Diogo R. Ferreira, Pedro J. Carvalho, Carlo Sozzi, Peter J. Lomas, JET Contributors
Fusion Science and Technology | Volume 76 | Number 8 | November 2020 | Pages 901-911
Technical Paper | doi.org/10.1080/15361055.2020.1820749
Articles are hosted by Taylor and Francis Online.
The JET baseline scenario is being developed to achieve high fusion performance and sustained fusion power. However, with higher plasma current and higher input power, an increase in pulse disruptivity is being observed. Although there is a wide range of possible disruption causes, the present disruptions seem to be closely related to radiative phenomena such as impurity accumulation, core radiation, and radiative collapse. In this work, we focus on bolometer tomography to reconstruct the plasma radiation profile, and on top of it, we apply anomaly detection to identify the radiation patterns that precede major disruptions. The approach makes extensive use of machine learning. First, we train a surrogate model for plasma tomography based on matrix multiplication, which provides a fast method to compute the plasma radiation profiles across the full extent of any given pulse.
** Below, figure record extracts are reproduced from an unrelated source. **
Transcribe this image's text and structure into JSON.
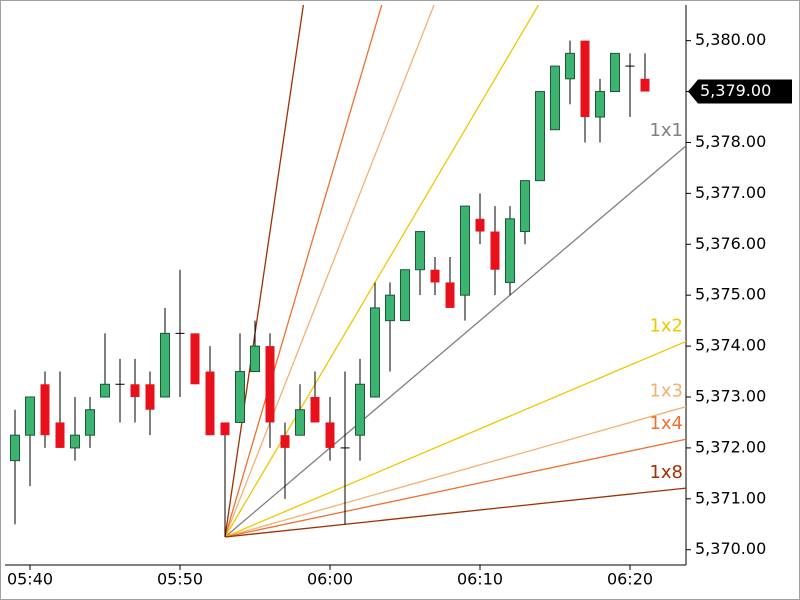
{
  "chart_data": {
    "type": "candlestick",
    "categories": [
      null,
      "05:40",
      null,
      null,
      null,
      null,
      null,
      null,
      null,
      null,
      null,
      "05:50",
      null,
      null,
      null,
      null,
      null,
      null,
      null,
      null,
      null,
      "06:00",
      null,
      null,
      null,
      null,
      null,
      null,
      null,
      null,
      null,
      "06:10",
      null,
      null,
      null,
      null,
      null,
      null,
      null,
      null,
      null,
      "06:20",
      null
    ],
    "open": [
      5371.75,
      5372.25,
      5373.25,
      5372.5,
      5372.0,
      5372.25,
      5373.0,
      5373.25,
      5373.25,
      5373.25,
      5373.0,
      5374.25,
      5374.25,
      5373.5,
      5372.5,
      5372.5,
      5373.5,
      5374.0,
      5372.25,
      5372.25,
      5373.0,
      5372.5,
      5372.0,
      5372.25,
      5373.0,
      5374.5,
      5374.5,
      5375.5,
      5375.5,
      5375.25,
      5375.0,
      5376.5,
      5376.25,
      5375.25,
      5376.25,
      5377.25,
      5378.25,
      5379.25,
      5380.0,
      5378.5,
      5379.0,
      5379.5,
      5379.25
    ],
    "high": [
      5372.75,
      5373.0,
      5373.5,
      5373.5,
      5373.0,
      5373.0,
      5374.25,
      5373.75,
      5373.75,
      5373.5,
      5374.75,
      5375.5,
      5374.25,
      5374.0,
      5372.5,
      5374.25,
      5374.5,
      5374.25,
      5372.5,
      5373.25,
      5373.5,
      5373.0,
      5373.5,
      5373.75,
      5375.25,
      5375.25,
      5375.5,
      5376.25,
      5375.75,
      5375.75,
      5376.75,
      5377.0,
      5376.75,
      5376.75,
      5377.25,
      5379.0,
      5379.5,
      5380.0,
      5380.0,
      5379.25,
      5379.75,
      5379.75,
      5379.75
    ],
    "low": [
      5370.5,
      5371.25,
      5372.0,
      5372.0,
      5371.75,
      5372.0,
      5373.0,
      5372.5,
      5372.5,
      5372.25,
      5373.0,
      5373.0,
      5373.25,
      5372.25,
      5370.25,
      5372.5,
      5373.5,
      5372.0,
      5371.0,
      5372.25,
      5372.5,
      5371.75,
      5370.5,
      5371.75,
      5373.0,
      5373.5,
      5374.5,
      5375.0,
      5375.0,
      5374.75,
      5374.5,
      5376.0,
      5375.0,
      5375.0,
      5376.0,
      5377.25,
      5378.25,
      5378.75,
      5378.0,
      5378.0,
      5379.0,
      5378.5,
      5379.0
    ],
    "close": [
      5372.25,
      5373.0,
      5372.25,
      5372.0,
      5372.25,
      5372.75,
      5373.25,
      5373.25,
      5373.0,
      5372.75,
      5374.25,
      5374.25,
      5373.25,
      5372.25,
      5372.25,
      5373.5,
      5374.0,
      5372.5,
      5372.0,
      5372.75,
      5372.5,
      5372.0,
      5372.0,
      5373.25,
      5374.75,
      5375.0,
      5375.5,
      5376.25,
      5375.25,
      5374.75,
      5376.75,
      5376.25,
      5375.5,
      5376.5,
      5377.25,
      5379.0,
      5379.5,
      5379.75,
      5378.5,
      5379.0,
      5379.75,
      5379.5,
      5379.0
    ],
    "up_color": "#3cb371",
    "down_color": "#e8101a",
    "ylim": [
      5369.7,
      5380.7
    ],
    "yticks": [
      {
        "value": 5370,
        "label": "5,370.00"
      },
      {
        "value": 5371,
        "label": "5,371.00"
      },
      {
        "value": 5372,
        "label": "5,372.00"
      },
      {
        "value": 5373,
        "label": "5,373.00"
      },
      {
        "value": 5374,
        "label": "5,374.00"
      },
      {
        "value": 5375,
        "label": "5,375.00"
      },
      {
        "value": 5376,
        "label": "5,376.00"
      },
      {
        "value": 5377,
        "label": "5,377.00"
      },
      {
        "value": 5378,
        "label": "5,378.00"
      },
      {
        "value": 5379,
        "label": "5,379.00"
      },
      {
        "value": 5380,
        "label": "5,380.00"
      }
    ],
    "last_price": {
      "value": 5379,
      "label": "5,379.00"
    },
    "grid": false,
    "gann_fan": {
      "origin_index": 14,
      "origin_value": 5370.25,
      "lines": [
        {
          "name": "1x1",
          "slope": 0.25,
          "color": "#808080"
        },
        {
          "name": "1x2",
          "slope": 0.125,
          "color": "#f0c800"
        },
        {
          "name": "1x3",
          "slope": 0.0833,
          "color": "#f5b070"
        },
        {
          "name": "1x4",
          "slope": 0.0625,
          "color": "#f07030"
        },
        {
          "name": "1x8",
          "slope": 0.03125,
          "color": "#a03000"
        },
        {
          "slope": 0.5,
          "color": "#f0c800"
        },
        {
          "slope": 0.75,
          "color": "#f5b070"
        },
        {
          "slope": 1,
          "color": "#f07030"
        },
        {
          "slope": 2,
          "color": "#a03000"
        }
      ]
    }
  }
}
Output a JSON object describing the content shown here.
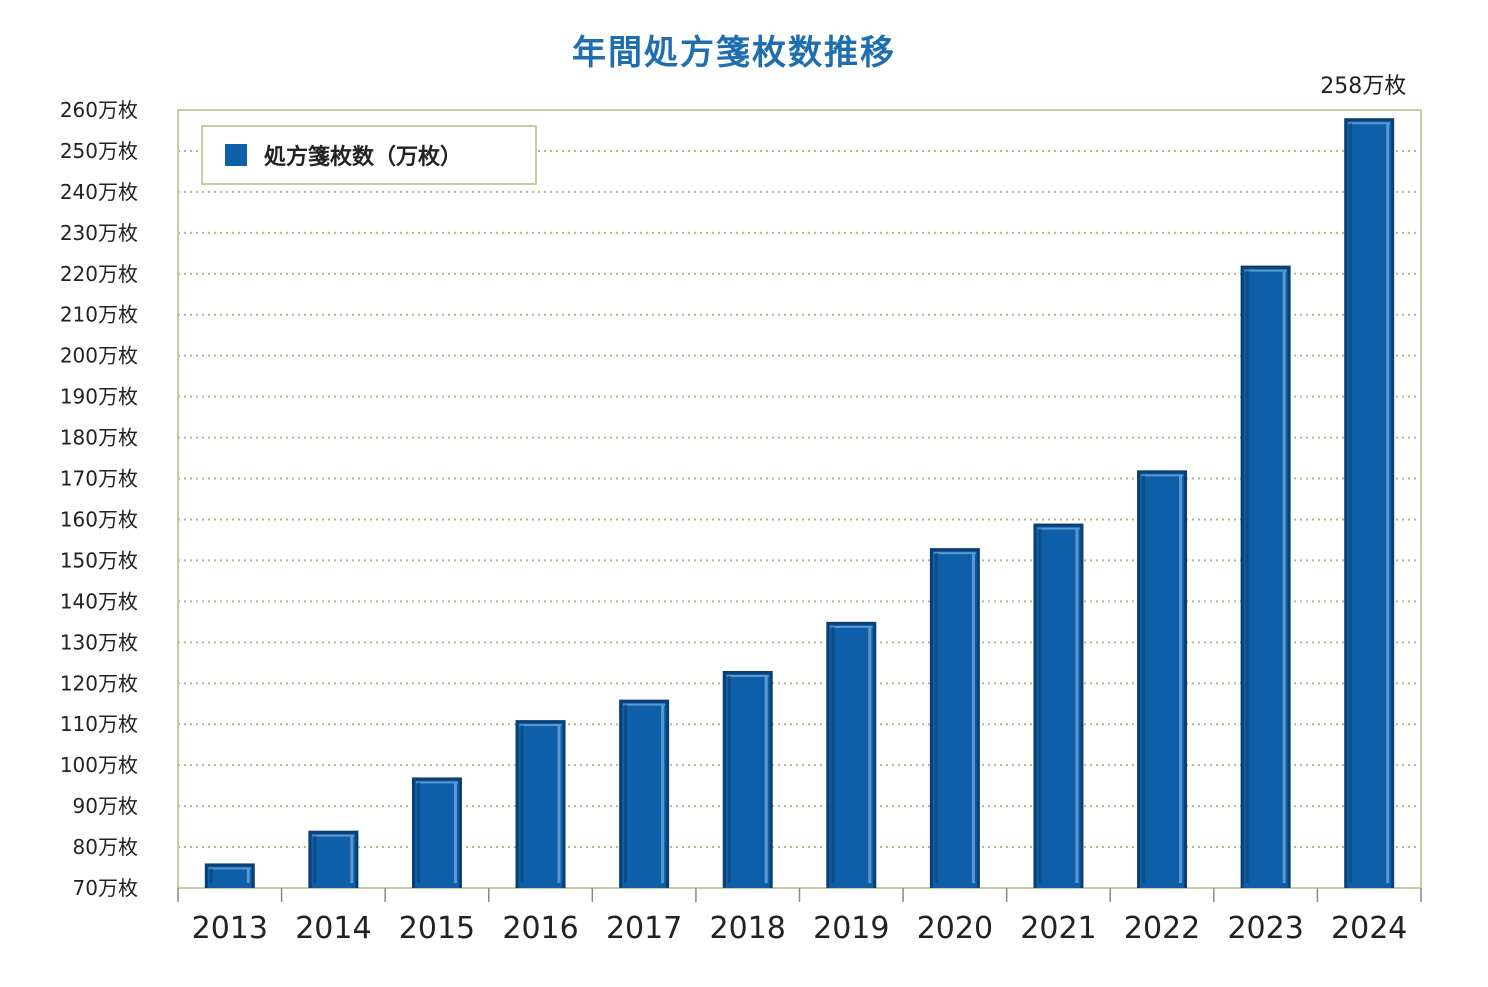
{
  "chart_data": {
    "type": "bar",
    "title": "年間処方箋枚数推移",
    "categories": [
      "2013",
      "2014",
      "2015",
      "2016",
      "2017",
      "2018",
      "2019",
      "2020",
      "2021",
      "2022",
      "2023",
      "2024"
    ],
    "series": [
      {
        "name": "処方箋枚数（万枚）",
        "values": [
          76,
          84,
          97,
          111,
          116,
          123,
          135,
          153,
          159,
          172,
          222,
          258
        ]
      }
    ],
    "ylim": [
      70,
      260
    ],
    "ytick_step": 10,
    "ytick_suffix": "万枚",
    "ytick_labels": [
      "70万枚",
      "80万枚",
      "90万枚",
      "100万枚",
      "110万枚",
      "120万枚",
      "130万枚",
      "140万枚",
      "150万枚",
      "160万枚",
      "170万枚",
      "180万枚",
      "190万枚",
      "200万枚",
      "210万枚",
      "220万枚",
      "230万枚",
      "240万枚",
      "250万枚",
      "260万枚"
    ],
    "annotation": "258万枚",
    "legend": {
      "label": "処方箋枚数（万枚）",
      "placement": "top-left"
    },
    "grid": true,
    "colors": {
      "bar": "#0f5fa8",
      "bar_highlight": "#5a98d2",
      "bar_shadow": "#0a3f73",
      "title": "#1f6fb0",
      "grid": "#b4b98a",
      "frame": "#c8cc9e"
    }
  }
}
Then, we train a variational autoencoder to reproduce the radiation profiles by encoding them into a latent distribution and subsequently decoding them. As an anomaly detector, the variational autoencoder struggles to reproduce unusual behaviors that include not only the actual disruptions but their precursors as well. These precursors are identified based on an analysis of the anomaly score across all baseline pulses in two recent campaigns at JET.